The Ohio State University recently published an analysis of the opioid epidemic, calling it the most pressing public health issue in the state and laying out the depth of the problem in stark terms. Here are just some of the statistics:

Ohio is leading the nation in per-capita overdose deaths and that rate is still increasing.

At best, Ohio only has the capacity to care for 20 to 40 percent of the people who need treatment.

A college graduate is 14 times less likely to overdose than a high school graduate.

The study offers two recommendations. The first can be acted on immediately. The legislature must increase the availability of addiction services, especially for rural areas that already lack access. It is well established that medication-assisted treatment is the most effective solution, both clinically and economically. Let’s not hesitate getting those services to our fellow Ohioans.

The second recommendation is intuitive: “The state should focus on improving the labor market outcomes of residents in areas severely impacted.” Our brothers and sisters fighting addiction didn’t choose that struggle, they don’t have opportunities for a fulfilling future. Automation and globalization have taken the jobs many families relied on, so I will support education and training for in-demand skills.
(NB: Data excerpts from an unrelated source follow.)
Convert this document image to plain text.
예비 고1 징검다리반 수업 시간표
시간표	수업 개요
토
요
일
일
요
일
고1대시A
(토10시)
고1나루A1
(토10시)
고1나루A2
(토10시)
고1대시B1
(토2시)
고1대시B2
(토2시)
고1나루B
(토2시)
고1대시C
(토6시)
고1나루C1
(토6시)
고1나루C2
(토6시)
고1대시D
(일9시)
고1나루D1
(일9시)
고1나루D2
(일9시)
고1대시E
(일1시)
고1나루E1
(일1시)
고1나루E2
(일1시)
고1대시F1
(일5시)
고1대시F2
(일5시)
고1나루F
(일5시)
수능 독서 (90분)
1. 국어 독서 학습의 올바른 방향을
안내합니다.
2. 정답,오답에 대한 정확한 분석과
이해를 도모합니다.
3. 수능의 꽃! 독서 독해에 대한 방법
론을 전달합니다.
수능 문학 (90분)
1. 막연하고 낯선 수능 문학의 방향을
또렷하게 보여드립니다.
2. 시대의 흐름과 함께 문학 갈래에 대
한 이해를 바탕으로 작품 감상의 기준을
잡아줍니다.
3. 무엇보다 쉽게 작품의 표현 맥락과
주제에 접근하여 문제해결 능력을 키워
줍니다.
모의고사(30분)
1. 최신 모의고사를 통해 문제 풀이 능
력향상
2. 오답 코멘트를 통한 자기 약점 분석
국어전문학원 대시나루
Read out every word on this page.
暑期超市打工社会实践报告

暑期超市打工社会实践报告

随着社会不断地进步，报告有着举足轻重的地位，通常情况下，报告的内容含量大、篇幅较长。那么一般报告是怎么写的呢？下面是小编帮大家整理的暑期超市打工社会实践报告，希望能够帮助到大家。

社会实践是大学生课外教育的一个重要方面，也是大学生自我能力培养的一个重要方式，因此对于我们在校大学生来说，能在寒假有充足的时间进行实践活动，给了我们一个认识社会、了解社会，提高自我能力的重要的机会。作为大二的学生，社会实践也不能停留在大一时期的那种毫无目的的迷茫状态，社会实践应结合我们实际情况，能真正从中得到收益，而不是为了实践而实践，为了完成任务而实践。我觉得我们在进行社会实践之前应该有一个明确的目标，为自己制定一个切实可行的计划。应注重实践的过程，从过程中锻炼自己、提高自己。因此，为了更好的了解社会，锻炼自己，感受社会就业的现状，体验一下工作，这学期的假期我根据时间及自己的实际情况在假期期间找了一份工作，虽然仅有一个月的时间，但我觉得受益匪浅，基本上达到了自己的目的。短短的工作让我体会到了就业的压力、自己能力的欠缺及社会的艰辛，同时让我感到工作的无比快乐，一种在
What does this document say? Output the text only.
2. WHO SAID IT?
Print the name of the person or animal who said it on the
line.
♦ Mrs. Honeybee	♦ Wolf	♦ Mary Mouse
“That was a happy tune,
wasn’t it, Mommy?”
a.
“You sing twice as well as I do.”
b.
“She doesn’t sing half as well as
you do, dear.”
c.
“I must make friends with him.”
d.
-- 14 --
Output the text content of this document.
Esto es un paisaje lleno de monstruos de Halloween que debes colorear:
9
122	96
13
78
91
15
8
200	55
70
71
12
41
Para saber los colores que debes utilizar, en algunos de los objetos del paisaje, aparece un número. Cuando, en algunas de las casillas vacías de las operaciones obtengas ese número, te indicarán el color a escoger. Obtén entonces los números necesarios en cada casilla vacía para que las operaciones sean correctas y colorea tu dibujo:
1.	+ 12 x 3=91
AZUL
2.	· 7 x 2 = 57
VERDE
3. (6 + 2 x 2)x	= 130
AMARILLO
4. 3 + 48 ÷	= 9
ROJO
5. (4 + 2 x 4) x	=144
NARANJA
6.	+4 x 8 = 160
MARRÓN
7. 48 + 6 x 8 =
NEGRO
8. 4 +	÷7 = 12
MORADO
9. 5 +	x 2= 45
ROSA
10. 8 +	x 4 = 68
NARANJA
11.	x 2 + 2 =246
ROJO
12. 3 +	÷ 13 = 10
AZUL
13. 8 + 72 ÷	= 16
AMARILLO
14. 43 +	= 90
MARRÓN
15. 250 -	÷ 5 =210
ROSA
But the state shouldn’t take on that burden alone. The companies that manufacture, market, and distribute these drugs have gotten rich and they should help finance our recovery efforts.

In our district, we have an excellent example of a group working to stem the tide. The Emerald Jenny Foundation, a non-profit dedicated to helping people find treatment in Ohio, was created in memory of Bay Village native Jennifer Emerald Ayars. The foundation has compiled an easy to use database that connects people with facilities, providers, and knowledge so they can take the first step towards recovery.